How about patients seeing the doctor for refills on diabetic and hypertensive meds. They're obese and wreak of tobacco and they can't be bothered to show up for their FREE one-on-one nutrition training with a nurse educator.
Ask me how many anti-depressants I call to pharmacies weekly for people in their twenties. WHY? Because they were raised in an environment that doesn't allow anyone to lose because they might feel bad. Guess what. That is not how life works. So now they're trying to function in the real world where no one is adjusting the score so they don't have to deal with disappointment (or the desire to improve).
And NO, I'm not prejudiced against fat, promiscuous, diabetic, depressed smokers with chronic sinusitis. On some level we all do things that are less than healthy. All I'm saying is make your choices and then you be accountable for them.

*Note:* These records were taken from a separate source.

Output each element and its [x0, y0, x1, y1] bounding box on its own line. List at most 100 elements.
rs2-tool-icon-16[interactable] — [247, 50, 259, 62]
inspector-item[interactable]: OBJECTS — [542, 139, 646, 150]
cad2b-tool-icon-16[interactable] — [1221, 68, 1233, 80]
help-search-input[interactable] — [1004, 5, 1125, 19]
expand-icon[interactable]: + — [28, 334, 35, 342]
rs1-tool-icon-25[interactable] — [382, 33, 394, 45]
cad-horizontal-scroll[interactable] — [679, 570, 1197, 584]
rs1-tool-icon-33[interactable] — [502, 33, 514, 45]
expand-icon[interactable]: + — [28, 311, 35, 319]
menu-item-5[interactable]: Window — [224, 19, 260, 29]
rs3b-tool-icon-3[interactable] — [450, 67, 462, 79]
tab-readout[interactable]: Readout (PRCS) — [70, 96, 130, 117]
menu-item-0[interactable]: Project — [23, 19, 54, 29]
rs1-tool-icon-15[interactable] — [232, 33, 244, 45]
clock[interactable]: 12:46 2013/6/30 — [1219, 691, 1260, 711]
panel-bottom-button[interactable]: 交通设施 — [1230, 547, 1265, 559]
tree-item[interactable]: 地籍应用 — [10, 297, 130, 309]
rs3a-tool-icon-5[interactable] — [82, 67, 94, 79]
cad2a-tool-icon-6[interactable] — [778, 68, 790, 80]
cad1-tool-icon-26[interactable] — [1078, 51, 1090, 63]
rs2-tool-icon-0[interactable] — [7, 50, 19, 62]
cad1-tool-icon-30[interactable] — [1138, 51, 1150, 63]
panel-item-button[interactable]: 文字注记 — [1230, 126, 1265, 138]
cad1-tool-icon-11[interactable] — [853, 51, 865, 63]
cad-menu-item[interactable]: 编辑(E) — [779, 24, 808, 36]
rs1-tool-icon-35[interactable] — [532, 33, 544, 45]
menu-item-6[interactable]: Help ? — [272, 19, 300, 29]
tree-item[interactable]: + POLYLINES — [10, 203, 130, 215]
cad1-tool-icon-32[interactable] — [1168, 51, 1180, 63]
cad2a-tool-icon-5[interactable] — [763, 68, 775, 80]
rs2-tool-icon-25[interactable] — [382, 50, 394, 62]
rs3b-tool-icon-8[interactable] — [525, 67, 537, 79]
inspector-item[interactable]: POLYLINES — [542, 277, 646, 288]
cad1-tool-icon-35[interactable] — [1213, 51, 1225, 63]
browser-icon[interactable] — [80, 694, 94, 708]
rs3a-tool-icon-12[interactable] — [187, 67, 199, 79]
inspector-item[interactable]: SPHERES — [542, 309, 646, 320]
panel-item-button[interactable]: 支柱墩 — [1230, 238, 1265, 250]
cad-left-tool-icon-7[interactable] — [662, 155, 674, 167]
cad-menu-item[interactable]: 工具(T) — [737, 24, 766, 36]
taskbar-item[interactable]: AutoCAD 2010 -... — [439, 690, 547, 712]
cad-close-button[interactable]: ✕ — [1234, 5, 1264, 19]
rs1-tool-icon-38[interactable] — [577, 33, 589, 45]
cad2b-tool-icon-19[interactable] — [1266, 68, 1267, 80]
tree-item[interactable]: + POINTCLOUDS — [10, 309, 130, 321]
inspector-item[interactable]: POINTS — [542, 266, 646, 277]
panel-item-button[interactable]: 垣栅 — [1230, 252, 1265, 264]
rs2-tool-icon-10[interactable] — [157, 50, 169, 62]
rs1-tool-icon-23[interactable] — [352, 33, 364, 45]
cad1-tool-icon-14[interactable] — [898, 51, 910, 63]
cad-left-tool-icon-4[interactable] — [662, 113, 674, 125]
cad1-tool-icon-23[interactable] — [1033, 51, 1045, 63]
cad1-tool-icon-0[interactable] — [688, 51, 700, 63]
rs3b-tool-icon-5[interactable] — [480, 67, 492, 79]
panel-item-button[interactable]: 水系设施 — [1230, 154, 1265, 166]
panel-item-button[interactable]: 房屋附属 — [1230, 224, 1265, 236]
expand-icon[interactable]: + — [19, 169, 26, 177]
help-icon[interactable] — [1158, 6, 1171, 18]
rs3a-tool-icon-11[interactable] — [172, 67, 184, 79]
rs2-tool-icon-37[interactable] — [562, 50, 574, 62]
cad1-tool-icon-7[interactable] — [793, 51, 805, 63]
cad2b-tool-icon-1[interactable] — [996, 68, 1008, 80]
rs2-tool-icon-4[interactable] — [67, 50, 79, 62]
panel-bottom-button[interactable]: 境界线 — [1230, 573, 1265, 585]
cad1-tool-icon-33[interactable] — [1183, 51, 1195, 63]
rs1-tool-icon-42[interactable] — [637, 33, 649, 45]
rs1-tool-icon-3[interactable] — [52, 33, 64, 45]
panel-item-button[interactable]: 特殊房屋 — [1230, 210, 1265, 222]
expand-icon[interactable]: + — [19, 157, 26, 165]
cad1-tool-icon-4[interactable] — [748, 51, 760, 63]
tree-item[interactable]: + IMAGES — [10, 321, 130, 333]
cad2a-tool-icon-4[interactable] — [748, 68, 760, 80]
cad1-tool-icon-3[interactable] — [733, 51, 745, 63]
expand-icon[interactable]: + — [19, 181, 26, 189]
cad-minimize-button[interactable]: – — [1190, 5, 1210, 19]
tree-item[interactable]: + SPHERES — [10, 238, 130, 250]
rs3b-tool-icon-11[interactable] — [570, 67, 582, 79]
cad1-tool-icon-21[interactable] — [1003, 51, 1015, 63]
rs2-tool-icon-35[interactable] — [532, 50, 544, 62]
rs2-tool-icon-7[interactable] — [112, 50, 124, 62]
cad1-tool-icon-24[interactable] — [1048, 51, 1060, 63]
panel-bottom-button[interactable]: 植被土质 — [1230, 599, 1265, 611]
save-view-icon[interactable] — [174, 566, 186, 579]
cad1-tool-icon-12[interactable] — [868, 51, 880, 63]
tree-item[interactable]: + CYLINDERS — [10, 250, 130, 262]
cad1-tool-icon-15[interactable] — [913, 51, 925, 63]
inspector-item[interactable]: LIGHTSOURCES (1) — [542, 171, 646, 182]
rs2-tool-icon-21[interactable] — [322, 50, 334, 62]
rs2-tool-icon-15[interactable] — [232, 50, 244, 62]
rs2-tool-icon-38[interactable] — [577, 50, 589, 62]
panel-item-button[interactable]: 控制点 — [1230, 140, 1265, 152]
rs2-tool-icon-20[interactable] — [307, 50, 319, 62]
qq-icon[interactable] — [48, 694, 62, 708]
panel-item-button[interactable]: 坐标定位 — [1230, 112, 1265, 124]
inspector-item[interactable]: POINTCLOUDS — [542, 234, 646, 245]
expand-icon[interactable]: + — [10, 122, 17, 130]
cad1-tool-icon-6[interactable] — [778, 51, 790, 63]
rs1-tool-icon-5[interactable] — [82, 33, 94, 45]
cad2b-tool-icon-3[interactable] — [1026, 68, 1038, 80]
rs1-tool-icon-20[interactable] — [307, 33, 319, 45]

Medicine did not kill health care in this country. Abuse did—the lack of common sense and personal responsibility. Bring those two back to the playground and we could have a health care system that works for everyone.
Whoa. Sorry. Shit. I might have just offended someone. Damn. There goes MY political career. My problem is that I need to stop thinking. On the bright side, I'm fairly certain I can find a doctor who will write a prescription for a magic pill that will instantly cure me. Or at least alter my brain chemistry so that I no longer care.